Is even the taking of medications for diseases such as diabetes or heart disease must? What if one refuses those, knowing that death certainly will come earlier.
I am awaiting your answer....
Gratefully, Marian

ANSWER by Mr. Troy Martz on August 2, 2001 Dear Mrs. Van den Meydenberg:
Thank you for your question, I know that these are often difficult questions when it comes to trying to live God's will in our lives. This is one of the most beautiful gifts God gives us in the Church: moral, God-centered leadership. The universal Church, through the Pope in union with the Bishops of the world, give us principles as expression of the faith which we must obey; our bishops and pastors help (or are supposed to) us apply these principles to individual situations. Here is an example of such pastorial guidance.

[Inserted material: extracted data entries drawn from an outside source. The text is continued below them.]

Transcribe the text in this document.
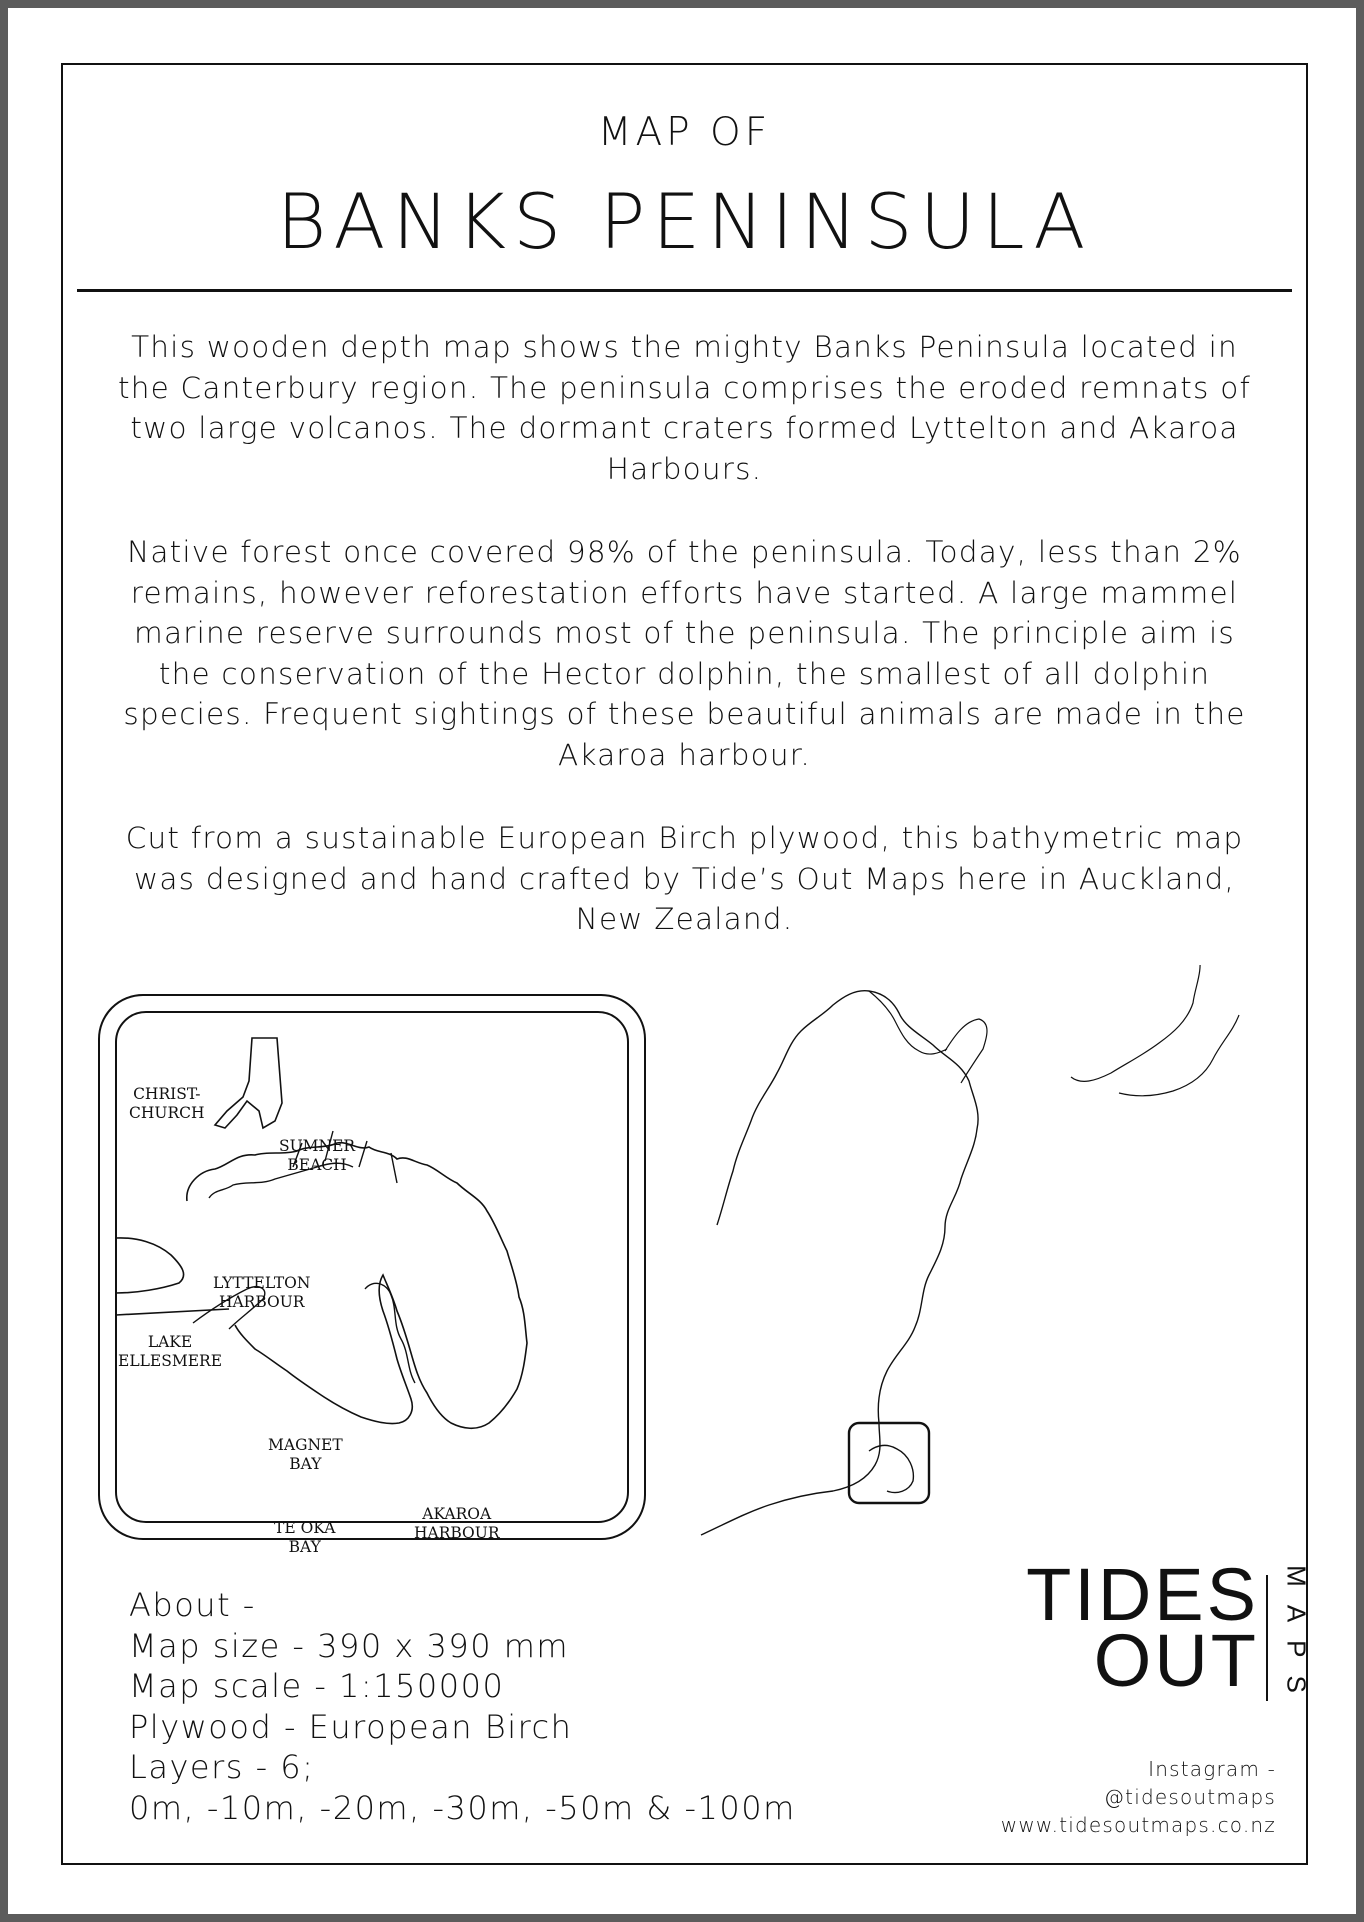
MAP OF
BANKS PENINSULA
This wooden depth map shows the mighty Banks Peninsula located in the Canterbury region. The peninsula comprises the eroded remnats of two large volcanos. The dormant craters formed Lyttelton and Akaroa Harbours.
Native forest once covered 98% of the peninsula. Today, less than 2% remains, however reforestation efforts have started. A large mammel marine reserve surrounds most of the peninsula. The principle aim is the conservation of the Hector dolphin, the smallest of all dolphin species. Frequent sightings of these beautiful animals are made in the Akaroa harbour.
Cut from a sustainable European Birch plywood, this bathymetric map was designed and hand crafted by Tide’s Out Maps here in Auckland, New Zealand.
CHRIST-
CHURCH
SUMNER
BEACH
LYTTELTON
HARBOUR
LAKE
ELLESMERE
MAGNET
BAY
TE OKA
BAY
AKAROA
HARBOUR
About -
Map size - 390 x 390 mm
Map scale - 1:150000
Plywood - European Birch
Layers - 6;
0m, -10m, -20m, -30m, -50m & -100m
TIDES
OUT MAPS
Instagram -
@tidesoutmaps
www.tidesoutmaps.co.nz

The following is taken from the US Conference of Catholic Bishops' Pro-Life Activities Directorate:

Is the withholding or withdrawing of medically assisted nutrition and hydration always a direct killing? In answering this question one should avoid two extremes.
First, it is wrong to say that this could not be a matter of killing simply because it involves an omission rather than a positive action. In fact a deliberate omission may be an effective and certain way to kill, especially to kill someone weakened by illness. Catholic teaching condemns as euthanasia an action or an omission which of itself or by intention causes death, in order that all suffering may in this way be eliminated. Thus euthanasia includes not only active mercy killing but also the omission of treatment when the purpose of the omission is to kill the patient.
Second, we should not assume that all or most decisions to withhold or withdraw medically assisted nutrition and hydration are attempts to cause death. To be sure, any patient will die if all nutrition and hydration are withheld. But sometimes other causes are at work -- for example, the patient may be imminently dying, whether feeding takes place or not, from an already existing terminal condition. At other times, although the shortening of the patient's life is one foreseeable result of an omission, the real purpose of the omission was to relieve the patient of a particular procedure that was of limited usefulness to the patient or unreasonably burdensome for the patient and the patient's family or caregivers. This kind of decision should not be equated with a decision to kill or with suicide.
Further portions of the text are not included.